Lastly, you’ll need to create the LANDING_ZONE
tables where your AWS monitoring data will be stored and setup your automated ingestion logic. To do this, run each SQL script here in its own Snowflake worksheet (do yourself a favor and name the worksheets to match the SQL script filenames).
The final command in each of the ingestion setup SQL scripts will display details about the current snowpipe. This information will include an AWS ARN to an SQS channel that the snowpipes are monitoring for new files. Unfortunately, to connect new data events to your snowpipes, you must manually add each snowpipe to your S3 bucket’s notifications list. Luckily, each pipe has the same SQS ARN (because they share a stage).
Copy the ARN of the SQS queue that your snowpipes are monitoring and go to your snowwatch-<your aws account id>
S3 bucket in the AWS web console. Go to the Properties
Tab and select Events
:

You should notice that there is already an event on your S3 bucket created by the Serverless deployment to react to new log creation from Cloudtrail.
Select Add notification
and enter the following information:

You will have to create 8 total event notifications; 1 for each snowpipe.

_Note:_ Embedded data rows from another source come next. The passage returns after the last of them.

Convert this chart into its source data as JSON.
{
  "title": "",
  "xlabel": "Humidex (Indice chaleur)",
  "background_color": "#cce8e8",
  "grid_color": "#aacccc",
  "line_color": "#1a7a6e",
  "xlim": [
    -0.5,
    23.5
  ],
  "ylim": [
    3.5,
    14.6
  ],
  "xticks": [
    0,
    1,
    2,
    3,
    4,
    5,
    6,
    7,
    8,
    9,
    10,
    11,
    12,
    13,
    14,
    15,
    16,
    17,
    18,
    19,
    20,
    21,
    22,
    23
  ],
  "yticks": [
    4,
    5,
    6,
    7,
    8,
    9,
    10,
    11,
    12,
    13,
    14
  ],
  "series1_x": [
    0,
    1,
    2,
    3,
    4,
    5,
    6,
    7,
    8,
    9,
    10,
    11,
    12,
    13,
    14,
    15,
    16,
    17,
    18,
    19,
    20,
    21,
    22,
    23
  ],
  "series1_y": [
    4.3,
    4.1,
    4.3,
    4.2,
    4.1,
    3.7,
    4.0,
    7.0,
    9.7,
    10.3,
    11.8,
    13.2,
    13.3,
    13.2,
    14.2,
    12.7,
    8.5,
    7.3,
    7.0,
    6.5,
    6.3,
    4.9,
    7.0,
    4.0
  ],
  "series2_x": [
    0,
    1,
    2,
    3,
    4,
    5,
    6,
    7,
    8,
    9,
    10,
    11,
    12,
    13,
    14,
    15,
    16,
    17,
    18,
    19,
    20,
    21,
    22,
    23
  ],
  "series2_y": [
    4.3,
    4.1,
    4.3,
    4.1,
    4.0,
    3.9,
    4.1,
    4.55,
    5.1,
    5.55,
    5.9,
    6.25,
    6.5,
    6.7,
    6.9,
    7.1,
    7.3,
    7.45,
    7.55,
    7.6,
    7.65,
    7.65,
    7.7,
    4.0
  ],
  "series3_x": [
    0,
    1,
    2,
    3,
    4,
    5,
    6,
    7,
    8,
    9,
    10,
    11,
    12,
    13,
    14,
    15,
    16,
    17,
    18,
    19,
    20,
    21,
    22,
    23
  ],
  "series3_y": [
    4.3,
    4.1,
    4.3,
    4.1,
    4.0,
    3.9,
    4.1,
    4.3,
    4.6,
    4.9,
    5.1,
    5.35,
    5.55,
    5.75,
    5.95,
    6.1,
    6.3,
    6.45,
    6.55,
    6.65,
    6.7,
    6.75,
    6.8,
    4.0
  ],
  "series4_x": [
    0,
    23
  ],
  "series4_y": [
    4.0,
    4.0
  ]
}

Each will share the same SQS ARN, but will have the following values:
Event Name | Prefix |
---|---|
SNOWWATCH_CLOUDTRAIL_MONITORING_PIPE | cloudtrail_monitoring/ |
SNOWWATCH_EC2_MONITORING_PIPE | ec2_monitoring/ |
SNOWWATCH_ELB_MONITORING_PIPE | elb_monitoring/ |
SNOWWATCH_SECURITY_GROUP_MONITORING_PIPE | security_group_monitoring/ |
SNOWWATCH_IAM_USER_MONITORING_PIPE | iam_monitoring/users/ |
SNOWWATCH_IAM_ROLE_MONITORING_PIPE | iam_monitoring/roles/ |
SNOWWATCH_IAM_GROUP_MONITORING_PIPE | iam_monitoring/groups/ |
SNOWWATCH_IAM_POLICY_MONITORING_PIPE | iam_monitoring/policies/ |
When you have finished, your SNOWWATCH
database should look like the following:

Data will now arrive automatically in your landing tables as new monitoring reports are generated in AWS.